Если мое сознание в акте понимания полностью совпадет с другим сознанием, авторским (если бы это и было возможно), то я просто стану клоном автора. А ведь в любом учебнике словесности пишут, что нужно истолковывать автора согласно авторскому замыслу, что нужно пытаться адекватно авторскому заданию проанализировать его текст. В данном случае дерзость моей установки в том, что если я попытаюсь применить это на практике, к примеру, настолько глубоко проанализирую Льва Толстого, настолько проникнусь его духом, что уже почти войду в его сознание, то получится в итоге одно сознание, а не два. Я считаю, что если бы это даже и могло осуществиться, как об этом пишут, не понимая главной задачи филологии, то это было бы непродуктивно. Потому на самом деле нет здесь подлинного понимания, поскольку для него нужны две личности, две позиции, а не одна.

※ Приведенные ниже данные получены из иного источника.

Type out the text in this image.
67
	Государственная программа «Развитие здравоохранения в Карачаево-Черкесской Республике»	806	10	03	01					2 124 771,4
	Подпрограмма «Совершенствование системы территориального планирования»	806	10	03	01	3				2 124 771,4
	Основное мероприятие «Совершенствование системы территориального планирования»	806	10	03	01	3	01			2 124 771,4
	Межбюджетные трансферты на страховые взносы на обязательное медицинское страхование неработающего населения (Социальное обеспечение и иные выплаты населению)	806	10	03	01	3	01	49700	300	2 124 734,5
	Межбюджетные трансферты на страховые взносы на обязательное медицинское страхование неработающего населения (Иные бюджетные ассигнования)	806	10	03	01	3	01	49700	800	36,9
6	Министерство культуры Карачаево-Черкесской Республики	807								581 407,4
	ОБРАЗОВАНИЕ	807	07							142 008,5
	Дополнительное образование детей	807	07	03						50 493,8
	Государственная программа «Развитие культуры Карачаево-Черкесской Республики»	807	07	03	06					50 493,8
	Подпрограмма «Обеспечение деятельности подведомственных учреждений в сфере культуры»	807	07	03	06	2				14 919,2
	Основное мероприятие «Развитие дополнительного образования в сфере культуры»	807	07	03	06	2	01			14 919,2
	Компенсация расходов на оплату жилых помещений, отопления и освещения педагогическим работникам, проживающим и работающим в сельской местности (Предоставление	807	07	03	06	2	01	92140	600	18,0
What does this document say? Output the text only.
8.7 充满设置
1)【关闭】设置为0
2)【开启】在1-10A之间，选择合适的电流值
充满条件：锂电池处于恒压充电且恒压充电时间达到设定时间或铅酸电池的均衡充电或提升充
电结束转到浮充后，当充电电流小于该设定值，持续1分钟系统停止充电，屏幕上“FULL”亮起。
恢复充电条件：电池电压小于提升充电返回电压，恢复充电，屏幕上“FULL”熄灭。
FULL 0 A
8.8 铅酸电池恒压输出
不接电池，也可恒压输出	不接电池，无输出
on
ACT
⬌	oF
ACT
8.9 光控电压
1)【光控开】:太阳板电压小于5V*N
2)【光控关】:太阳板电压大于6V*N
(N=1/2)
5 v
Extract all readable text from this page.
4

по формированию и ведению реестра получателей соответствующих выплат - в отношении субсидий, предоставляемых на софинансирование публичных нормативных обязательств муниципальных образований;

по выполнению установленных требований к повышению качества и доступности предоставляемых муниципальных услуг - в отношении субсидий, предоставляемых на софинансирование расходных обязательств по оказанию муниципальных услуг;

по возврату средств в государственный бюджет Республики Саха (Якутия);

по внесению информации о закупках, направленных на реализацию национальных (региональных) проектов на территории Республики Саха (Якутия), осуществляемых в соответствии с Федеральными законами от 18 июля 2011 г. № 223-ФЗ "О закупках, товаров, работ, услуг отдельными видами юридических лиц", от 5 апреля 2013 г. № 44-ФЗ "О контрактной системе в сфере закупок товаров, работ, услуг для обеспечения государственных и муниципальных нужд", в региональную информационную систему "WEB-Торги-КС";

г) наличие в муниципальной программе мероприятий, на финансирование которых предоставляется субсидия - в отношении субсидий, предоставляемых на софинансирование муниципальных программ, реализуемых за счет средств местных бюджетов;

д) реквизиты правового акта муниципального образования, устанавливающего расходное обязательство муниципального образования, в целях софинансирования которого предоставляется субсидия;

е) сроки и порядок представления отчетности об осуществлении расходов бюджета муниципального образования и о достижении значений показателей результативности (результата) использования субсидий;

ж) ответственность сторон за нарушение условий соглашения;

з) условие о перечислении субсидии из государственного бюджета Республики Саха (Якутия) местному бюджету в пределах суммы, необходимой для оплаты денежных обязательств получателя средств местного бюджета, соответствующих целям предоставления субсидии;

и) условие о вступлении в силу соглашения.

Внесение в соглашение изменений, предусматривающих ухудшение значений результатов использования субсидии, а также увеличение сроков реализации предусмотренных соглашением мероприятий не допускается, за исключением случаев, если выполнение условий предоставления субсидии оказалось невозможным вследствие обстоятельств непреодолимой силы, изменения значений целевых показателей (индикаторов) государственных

У критиков вопросы: как же так, как интерпретатор может понимать произведение лучше самого автора? Но вообще-то это еще Шлейермахер давал такую установку: естественно, интерпретатор должен понимать текст лучше автора. Иначе зачем вообще нужна филология? Так вот, это второе сознание позволяет как раз выявить в тексте такие смыслы, которые очень часто, разумеется, не вкладывал рационально автор в свой текст. Писатель часто руководствовался чем-то другим. Сервантес писал пародию на рыцарский роман, он не был повинен в том, что его «Дон Кихот» будет воспринят как образец рыцарского романа: он пародию писал. Но для нас, его читателей,это непародия на рыцарский роман, и это не означает, что мы неправильно понимаем «Дон Кихота». Достоевский писал антинигилистический роман «Бесы», писал как реплику в споре с нигилистами. Но нам сейчас нет дела до этих нигилистов, до их идеологии, мы сейчас видим его романы как пророчества, и это не означает, что мы непременно их «субъективно» истолковываем. Это означает, что Сервантес и Достоевский в своих произведениях реализовали такое, что не вмещалось в их сознание, что в процессе создания этих романов они смогли выразить нечто объективно большее, стали, так сказать, «выше» самих себя как биографических личностей. Для того чтобы понять и вербализировать это «что-то», и нужна филология.

Этот спектр адекватности представляет собой попытку избавиться от двух опасностей: во-первых, от опасности стать клоном автора (что — потенциально — неизбежно является логическим пределом «прочтения, адекватного авторской интенции», когда «чужое» авторское подавляет «свое» интерпретаторское); во-вторых, избежать волюнтаризма, этого постмодернистского буйства противоположных интерпретаций, представления, что любое прочтение законно, потому что критерия истинности нет. Постструктурализм, как известно, пришел к тому, что логоцентризм европейской культуры нужно взорвать, что должна быть признана иная установка, которая само понятие истинности отменяет, потому что оно так или иначе связано с авторитетными (сакральными, авторитарными) установками, поэтому само слово «истинность» со всеми его коннотациями изгоняется из этого постмодернистского мира. Я против этого, мне представляется, что границы интерпретаций должны быть, но такие границы, которые позволяют реализоваться нашей личной свободе.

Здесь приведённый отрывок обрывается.